Digo testamento porque, al poco de escribir ‘Mi último suspiro’ ayudado por su íntimo amigo Jean-Claude Carrière en el 1982, el director, que ya padecía de problemas de oído y de vista, no tardaría en fallecer.

Y el libro es una auténtica maravilla, recomendable para cualquier amante del cine, aun odiando las películas de Buñuel. El director, que ya sabía que le quedaba poco tiempo, aborda su vida desde una visión lírica y desnudándose de una manera sentimental sin caer en sentimentalismos, con entereza y fuerza delante de la proximidad de la parca. Al contrario que muchas otras personas que al llegar a la edad adulta se hunden y se quejan de los proyectos no realizados al largo de su vida, Buñuel acepta los porvenires que la vida le ha deparado con la frustración mínima.

Su testimonio deja de lado el revanchismo y tiene una actitud reconciliadora delante de un episodio que él llegó a vivir muy cerca, como fue la guerra civil española.

 

Wajda y el neorrealismo

Pero más allá de la vida personal de Buñuel, es interesante ver cómo el director plasma diversas opiniones sobre sus gustos cinéfilos, que resultan muy interesantes de analizar. Buñuel comenta que sentía una agradable pasión por el cine del polaco Andrzej Wajda y que este sentimiento era recíproco. El propio Wajda envió una carta a Buñuel expresando su admiración y en la que firmaba como ‘su discípulo’. El propio Wajda confesó en Cannes que el director se había iniciado en el cine gracias a cineastas como Luis Buñuel. Esta misma relación ocurría entre Buñuel y Fritz Lang. El español pudo expresar su admiración al alemán en una cena realizada en Hollywood.

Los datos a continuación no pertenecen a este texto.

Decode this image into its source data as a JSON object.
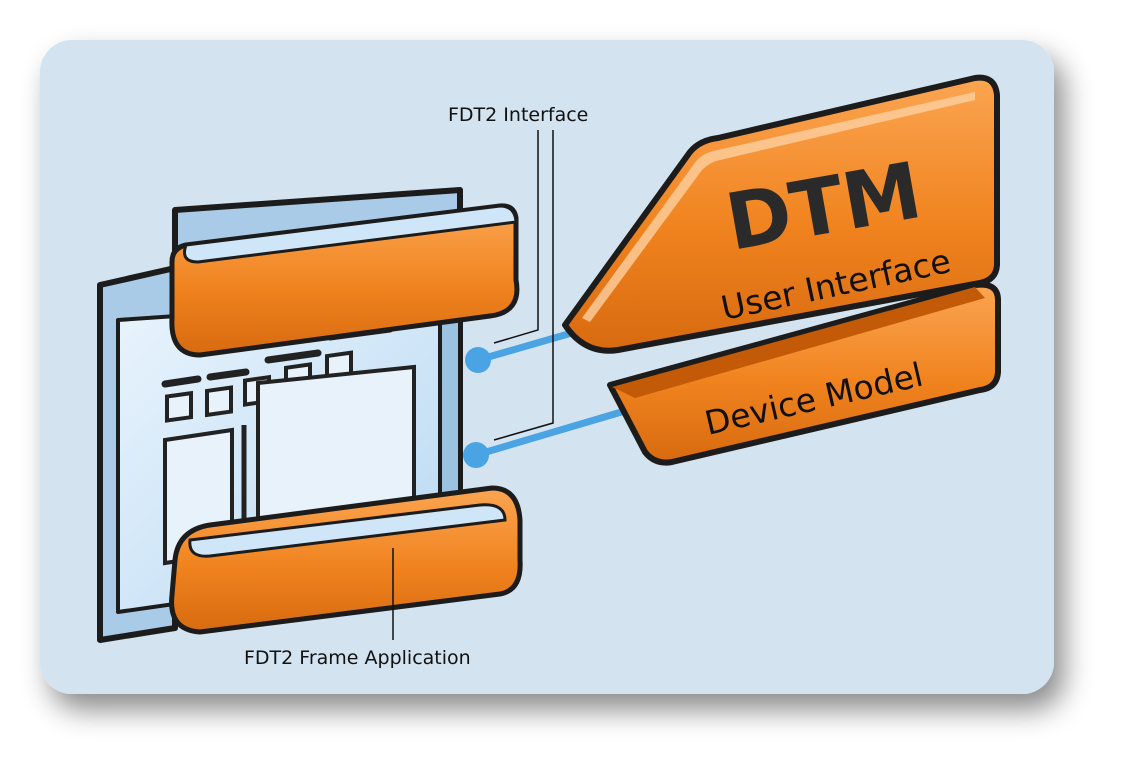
{
  "labels": {
    "interface": "FDT2 Interface",
    "frame_application": "FDT2  Frame Application",
    "dtm": "DTM",
    "user_interface": "User Interface",
    "device_model": "Device Model"
  },
  "colors": {
    "background": "#d4e3f0",
    "frame_fill": "#cfe6f8",
    "screen_fill": "#e8f2fb",
    "orange": "#f0831e",
    "orange_light": "#fba552",
    "outline": "#1c1c1c",
    "connector": "#4aa3e3"
  }
}
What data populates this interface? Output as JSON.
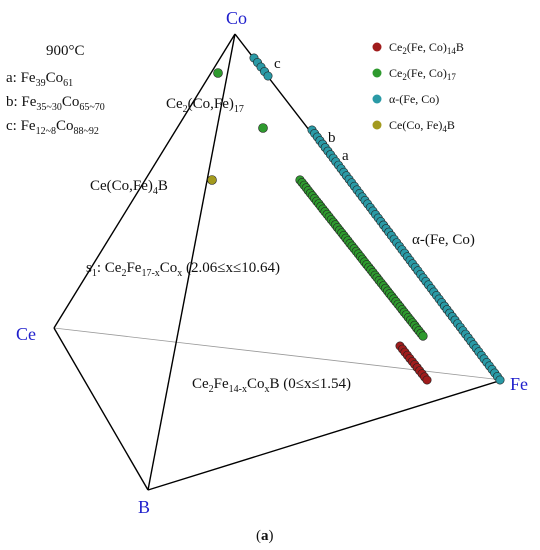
{
  "vertices": {
    "top": "Co",
    "left": "Ce",
    "bottom": "B",
    "right": "Fe"
  },
  "info": {
    "temperature": "900°C",
    "a": {
      "prefix": "a: Fe",
      "s1": "39",
      "m1": "Co",
      "s2": "61"
    },
    "b": {
      "prefix": "b: Fe",
      "s1": "35~30",
      "m1": "Co",
      "s2": "65~70"
    },
    "c": {
      "prefix": "c: Fe",
      "s1": "12~8",
      "m1": "Co",
      "s2": "88~92"
    }
  },
  "point_letters": {
    "a": "a",
    "b": "b",
    "c": "c"
  },
  "labels": {
    "ce2cofe17": {
      "t1": "Ce",
      "s1": "2",
      "t2": "(Co,Fe)",
      "s2": "17"
    },
    "cecofe4b": {
      "t1": "Ce(Co,Fe)",
      "s1": "4",
      "t2": "B"
    },
    "alpha": {
      "t1": "α-(Fe, Co)"
    },
    "s1": {
      "t1": "s",
      "s1": "1",
      "t2": ": Ce",
      "s2": "2",
      "t3": "Fe",
      "s3": "17-x",
      "t4": "Co",
      "s4": "x",
      "t5": " (2.06≤x≤10.64)"
    },
    "ce2fe14": {
      "t1": "Ce",
      "s1": "2",
      "t2": "Fe",
      "s2": "14-x",
      "t3": "Co",
      "s3": "x",
      "t4": "B (0≤x≤1.54)"
    }
  },
  "legend": [
    {
      "color": "#a01c1c",
      "t1": "Ce",
      "s1": "2",
      "t2": "(Fe, Co)",
      "s2": "14",
      "t3": "B"
    },
    {
      "color": "#2e9a2e",
      "t1": "Ce",
      "s1": "2",
      "t2": "(Fe, Co)",
      "s2": "17"
    },
    {
      "color": "#2a9aa6",
      "t1": "α-(Fe, Co)"
    },
    {
      "color": "#a39a1e",
      "t1": "Ce(Co, Fe)",
      "s1": "4",
      "t2": "B"
    }
  ],
  "caption": {
    "open": "(",
    "letter": "a",
    "close": ")"
  },
  "colors": {
    "vertex_label": "#1f1fcc",
    "ce2fe14b": "#a01c1c",
    "ce2cofe17": "#2e9a2e",
    "alpha_feco": "#2a9aa6",
    "cecofe4b": "#a39a1e"
  }
}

‘Mi último suspiro’ también nos descubre que a Buñuel el cine neorrealista le interesaba por partes. Disfrutó enormemente con las películas de Vittorio de Sica, como ‘El Limpiabotas’ o ‘El ladrón de bicicletas’. De hecho, conoció personalmente al director italiano y en ‘Los olvidados’ se notan las influencias de ‘El ladrón de bicicletas’. Curiosamente, ‘Viridiana’ horrorizaba a De Sica.

Sin embargo, Buñuel opinaba que ‘Roma, ciudad abierta’ de Roberto Rossellini era una película muy tendenciosa. En concreto, creía que la escena en la que se ve comer a los nazis de manera abundante, mientras que en la siguiente vemos a unos italianos pasar hambre era hartamente maniquea.